2811 router, multilink frame-relay for Internet. 100 miles to CO for frame termination.
I'm working with an Cisco engineer on the MFR aggregation virtual interface that is dropping inbound packets. Six T1's with full CIR. All links clean. Other side of the router is Ethernet, 100full.
Any clues among my fellow engineers?
Cisco recommends only two T1s/E1s (see table 1 in http://www.cisco.com/en/US/prod/collateral/routers/ps5854/prod_qas0900aecd80169bd6.html), and although my experience has been the 2800s seem to be capable of more than Cisco recommends, six T1s might be a bit much, especially when supporting some kind of software link aggregation.
What's the CPU history look like and the input queue stats?
You might also try running LAN interface at 10/full. (This to avoid the router from having to process a 100 Mbps ingress bursts.)
CPU: 14% max, 10%+ during the day. We are a 40/hr week site that doesn't host a web site.

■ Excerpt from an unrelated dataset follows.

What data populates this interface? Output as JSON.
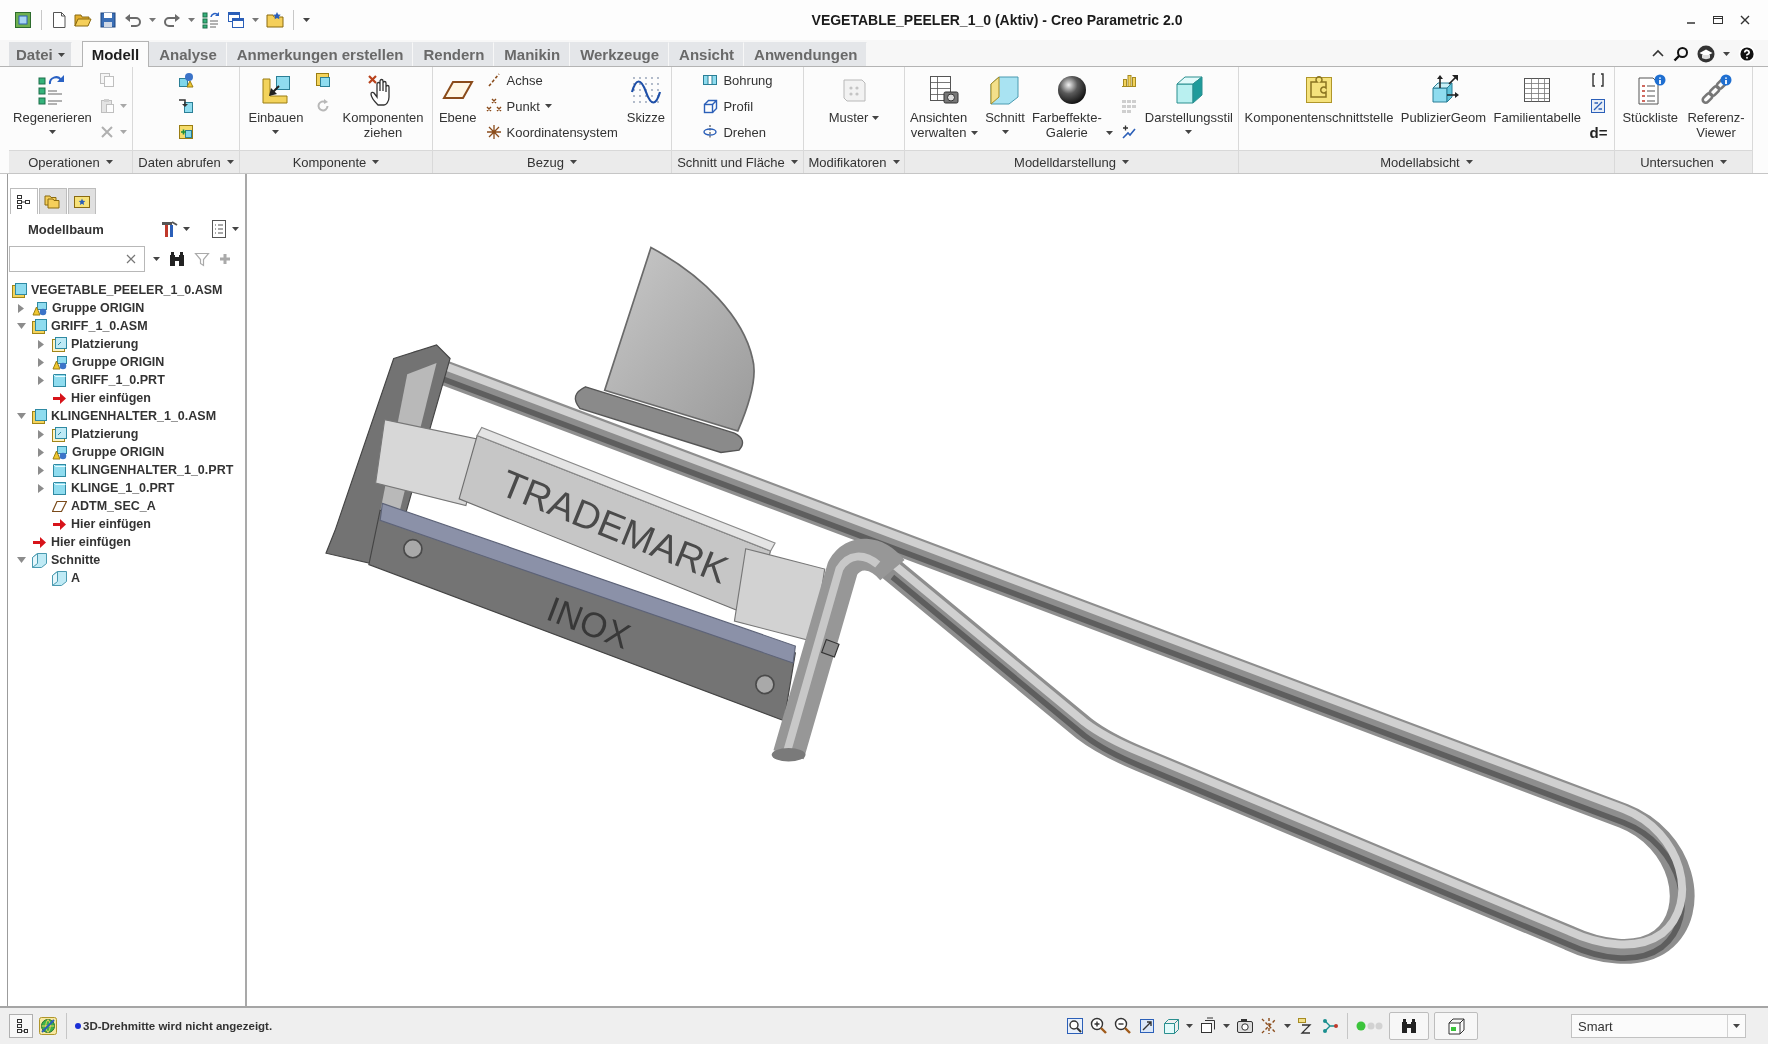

Input queue: 0/75/1918/0 (size/max/drops/flushes);
Received 0 broadcasts, 0 runts, 0 giants, 0 throttles, 0 input errors, 0 CRC, 0 frame, 0 overrun, 918 ignored, 0 abort
No other interface logging errors. I get a few output drops: since this is the choke point outbound, I'm not surprised.

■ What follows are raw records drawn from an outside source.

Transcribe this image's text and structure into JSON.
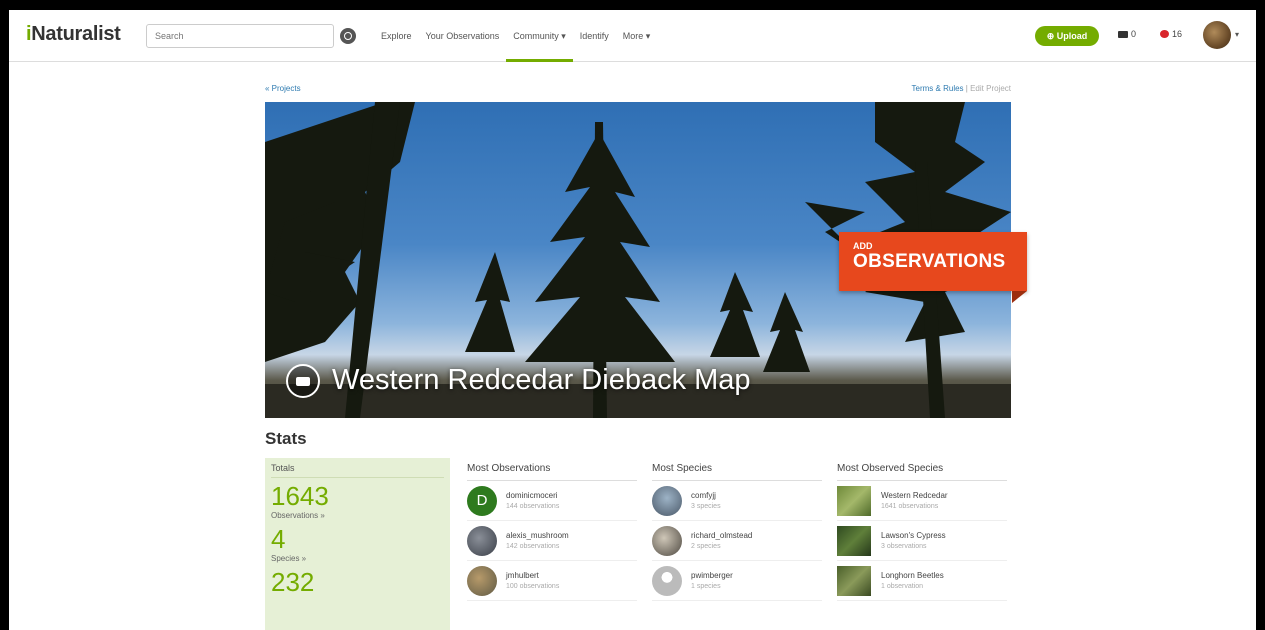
{
  "header": {
    "logo_prefix": "i",
    "logo_rest": "Naturalist",
    "search_placeholder": "Search",
    "nav": [
      {
        "label": "Explore"
      },
      {
        "label": "Your Observations"
      },
      {
        "label": "Community ▾"
      },
      {
        "label": "Identify"
      },
      {
        "label": "More ▾"
      }
    ],
    "upload_label": "⊕ Upload",
    "messages_count": "0",
    "notifications_count": "16",
    "avatar_caret": "▾"
  },
  "page": {
    "projects_link": "« Projects",
    "terms_link": "Terms & Rules",
    "separator": "|",
    "edit_link": "Edit Project"
  },
  "banner": {
    "title": "Western Redcedar Dieback Map",
    "add_small": "ADD",
    "add_big": "OBSERVATIONS"
  },
  "stats": {
    "title": "Stats",
    "totals": {
      "header": "Totals",
      "observations_count": "1643",
      "observations_label": "Observations »",
      "species_count": "4",
      "species_label": "Species »",
      "third_count": "232"
    },
    "most_observations": {
      "header": "Most Observations",
      "rows": [
        {
          "name": "dominicmoceri",
          "sub": "144 observations",
          "initial": "D"
        },
        {
          "name": "alexis_mushroom",
          "sub": "142 observations"
        },
        {
          "name": "jmhulbert",
          "sub": "100 observations"
        }
      ]
    },
    "most_species": {
      "header": "Most Species",
      "rows": [
        {
          "name": "comfyjj",
          "sub": "3 species"
        },
        {
          "name": "richard_olmstead",
          "sub": "2 species"
        },
        {
          "name": "pwimberger",
          "sub": "1 species"
        }
      ]
    },
    "most_observed_species": {
      "header": "Most Observed Species",
      "rows": [
        {
          "name": "Western Redcedar",
          "sub": "1641 observations"
        },
        {
          "name": "Lawson's Cypress",
          "sub": "3 observations"
        },
        {
          "name": "Longhorn Beetles",
          "sub": "1 observation"
        }
      ]
    }
  },
  "colors": {
    "brand_green": "#74ac00",
    "add_observations_orange": "#e7481d",
    "link_blue": "#2d7ab0"
  }
}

I'm an old software engineer originally - I understand how software can get overloaded w/o being a CPU hog.
2,000? What's the total input packet count this goes with?
From Cicso papers on this issue, seems the common cause is main processor can not keep up and/or insufficient buffers. Even though your CPU looks low, you might have some very short term CPU bursts that don't show up in the averages.

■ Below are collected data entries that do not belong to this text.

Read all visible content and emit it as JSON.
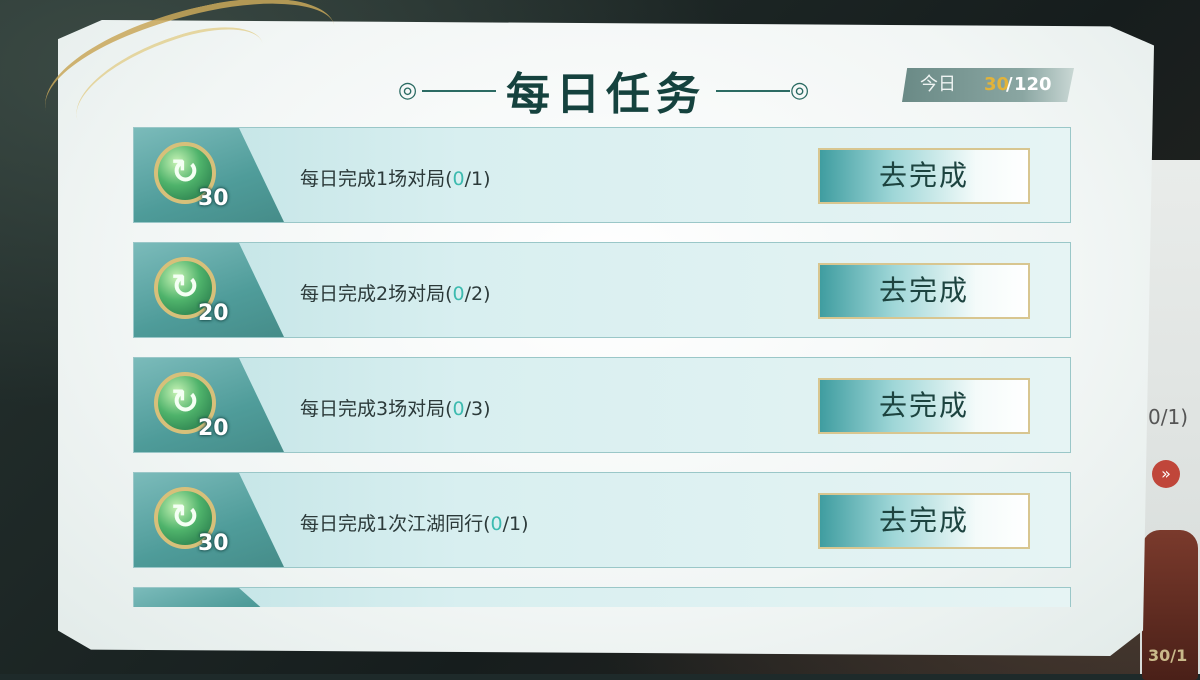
{
  "title": "每日任务",
  "today": {
    "label": "今日",
    "current": "30",
    "separator": "/",
    "max": "120"
  },
  "tasks": [
    {
      "points": "30",
      "desc_prefix": "每日完成1场对局(",
      "progress": "0",
      "desc_suffix": "/1)",
      "button": "去完成"
    },
    {
      "points": "20",
      "desc_prefix": "每日完成2场对局(",
      "progress": "0",
      "desc_suffix": "/2)",
      "button": "去完成"
    },
    {
      "points": "20",
      "desc_prefix": "每日完成3场对局(",
      "progress": "0",
      "desc_suffix": "/3)",
      "button": "去完成"
    },
    {
      "points": "30",
      "desc_prefix": "每日完成1次江湖同行(",
      "progress": "0",
      "desc_suffix": "/1)",
      "button": "去完成"
    }
  ],
  "background_peek": {
    "text": "0/1)",
    "bottom_text": "30/1"
  },
  "colors": {
    "title": "#15423e",
    "accent_gold": "#e2b33a",
    "progress": "#3dbbb0",
    "row_border": "#9ac7c8"
  },
  "icons": {
    "task_coin": "jade-swirl-coin-icon",
    "title_ornament": "cloud-swirl-icon"
  }
}
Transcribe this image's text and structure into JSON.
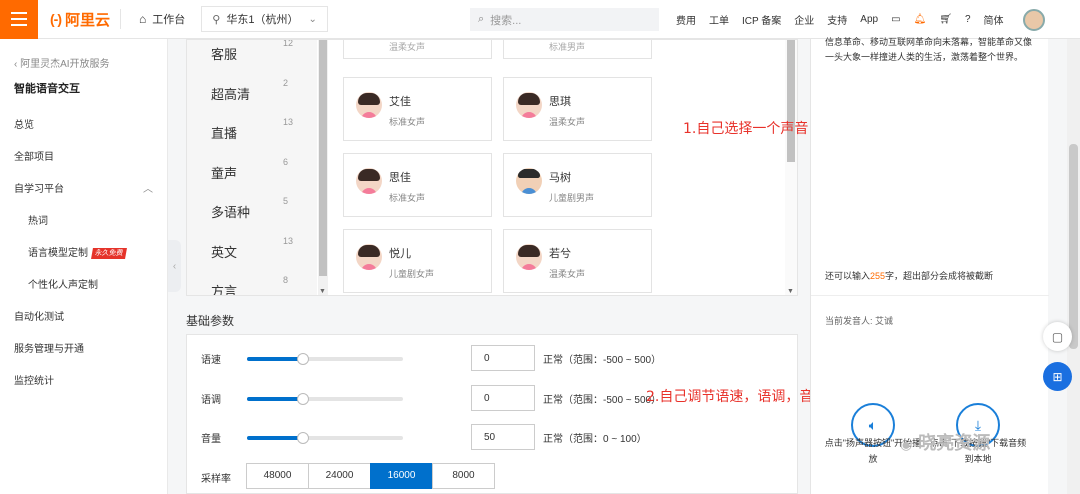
{
  "topbar": {
    "logo": "阿里云",
    "logo_mark": "(-)",
    "workbench": "工作台",
    "region": "华东1（杭州）",
    "search_placeholder": "搜索...",
    "nav": [
      "费用",
      "工单",
      "ICP 备案",
      "企业",
      "支持",
      "App"
    ],
    "language": "简体"
  },
  "sidebar": {
    "back": "阿里灵杰AI开放服务",
    "title": "智能语音交互",
    "items": [
      {
        "label": "总览"
      },
      {
        "label": "全部项目"
      },
      {
        "label": "自学习平台"
      },
      {
        "label": "热词"
      },
      {
        "label": "语言模型定制",
        "badge": "永久免费"
      },
      {
        "label": "个性化人声定制"
      },
      {
        "label": "自动化测试"
      },
      {
        "label": "服务管理与开通"
      },
      {
        "label": "监控统计"
      }
    ]
  },
  "categories": [
    {
      "name": "客服",
      "count": "12"
    },
    {
      "name": "超高清",
      "count": "2"
    },
    {
      "name": "直播",
      "count": "13"
    },
    {
      "name": "童声",
      "count": "6"
    },
    {
      "name": "多语种",
      "count": "5"
    },
    {
      "name": "英文",
      "count": "13"
    },
    {
      "name": "方言",
      "count": "8"
    }
  ],
  "voices_top": [
    "温柔女声",
    "标准男声"
  ],
  "voices": [
    {
      "name": "艾佳",
      "desc": "标准女声",
      "gender": "female"
    },
    {
      "name": "思琪",
      "desc": "温柔女声",
      "gender": "female"
    },
    {
      "name": "思佳",
      "desc": "标准女声",
      "gender": "female"
    },
    {
      "name": "马树",
      "desc": "儿童剧男声",
      "gender": "male"
    },
    {
      "name": "悦儿",
      "desc": "儿童剧女声",
      "gender": "female"
    },
    {
      "name": "若兮",
      "desc": "温柔女声",
      "gender": "female"
    }
  ],
  "annotations": {
    "a1": "1.自己选择一个声音",
    "a2": "2.自己调节语速，语调，音量"
  },
  "params": {
    "title": "基础参数",
    "rows": [
      {
        "label": "语速",
        "value": "0",
        "hint": "正常（范围：-500 ~ 500）",
        "level": 0.5
      },
      {
        "label": "语调",
        "value": "0",
        "hint": "正常（范围：-500 ~ 500）",
        "level": 0.5
      },
      {
        "label": "音量",
        "value": "50",
        "hint": "正常（范围：0 ~ 100）",
        "level": 0.5
      }
    ],
    "rate_label": "采样率",
    "rates": [
      "48000",
      "24000",
      "16000",
      "8000"
    ],
    "rate_selected": "16000"
  },
  "right": {
    "text": "信息革命、移动互联网革命向未落幕，智能革命又像一头大象一样撞进人类的生活，激荡着整个世界。",
    "count_prefix": "还可以输入",
    "count_num": "255",
    "count_suffix": "字，超出部分会成将被截断",
    "current_speaker": "当前发音人: 艾诚",
    "play_caption": "点击\"扬声器按钮\"开始播放",
    "download_caption": "点击\"下载按钮\"下载音频到本地"
  },
  "watermark": "晓亮资源",
  "colors": {
    "brand": "#ff6a00",
    "primary": "#0070cc",
    "annotation": "#e8322b"
  }
}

Below are some papers on dealing with input queue drops (all not specific to 2800):
MFR0 is up, line protocol is up
Hardware is Multilink Frame Relay bundle interface
Description: Multilink Frame-Relay AT&T: 44.YHGP.000654..SUV
MTU 1500 bytes, BW 9216 Kbit, DLY 20000 usec,
reliability 255/255, txload 17/255, rxload 108/255
Encapsulation FRAME-RELAY IETF, loopback not set
Keepalive set (10 sec)
DTR is pulsed for 2 seconds on reset
LMI enq sent 1854, LMI stat recvd 1854, LMI upd recvd 0, DTE LMI up
LMI enq recvd 0, LMI stat sent 0, LMI upd sent 0
LMI DLCI 0 LMI type is ANSI Annex D frame relay DTE
Broadcast queue 0/64, broadcasts sent/dropped 0/0, interface broadcasts 0
Last input 00:00:00, output never, output hang never
Last clearing of "show interface" counters 05:09:02
Input queue: 0/75/2787/0 (size/max/drops/flushes); Total output drops: 370
Queueing strategy: fifo
Output queue: 0/120 (size/max)
30 second input rate 3937000 bits/sec, 550 packets/sec
30 second output rate 615000 bits/sec, 405 packets/sec
11286581 packets input, 1915301507 bytes, 0 no buffer
Received 0 broadcasts, 0 runts, 0 giants, 0 throttles
0 input errors, 0 CRC, 0 frame, 0 overrun, 1345 ignored, 0 abort
8673768 packets output, 2228164132 bytes, 0 underruns
0 output errors, 0 collisions, 0 interface resets
0 output buffer failures, 0 output buffers swapped out
0 carrier transitions
2787 / 11286581 = (about) .025%
One might argue, not enough to worry much about. However, you might try increasing your input queue some (100?).
Likewise, for the "1345 ignored", you might also check your buffer stats.
BTW, I've been around the horn with looking for processes running hot, etc. This interface just aggregates packets, but it has no IP address. So, the processes show no problems.
The Cisco engineer has had me try CEF and fair queueing. I really am starting to believe this all points to hardware that is lacking the ability to burst the full rate of all the pipes.
Can't say for sure that alone should cure the issue, since the input queue drops might include the "ignored drops" and SPD, if active on 2800s, which seems to use its own drop strategy.
(NB: Also although not directly related to input Q drop stats on the router, excessive queues can have an adverse impact to some traffic types, including TCP. Drops is often the primary way to indicate to TCP flows they are overruning available bandwidth. I.e sometimes better to manage vs. always avoid.)
I don't know anything more on this issue then what's published by Cisco. Perhaps someone else will have another suggestion or additional information.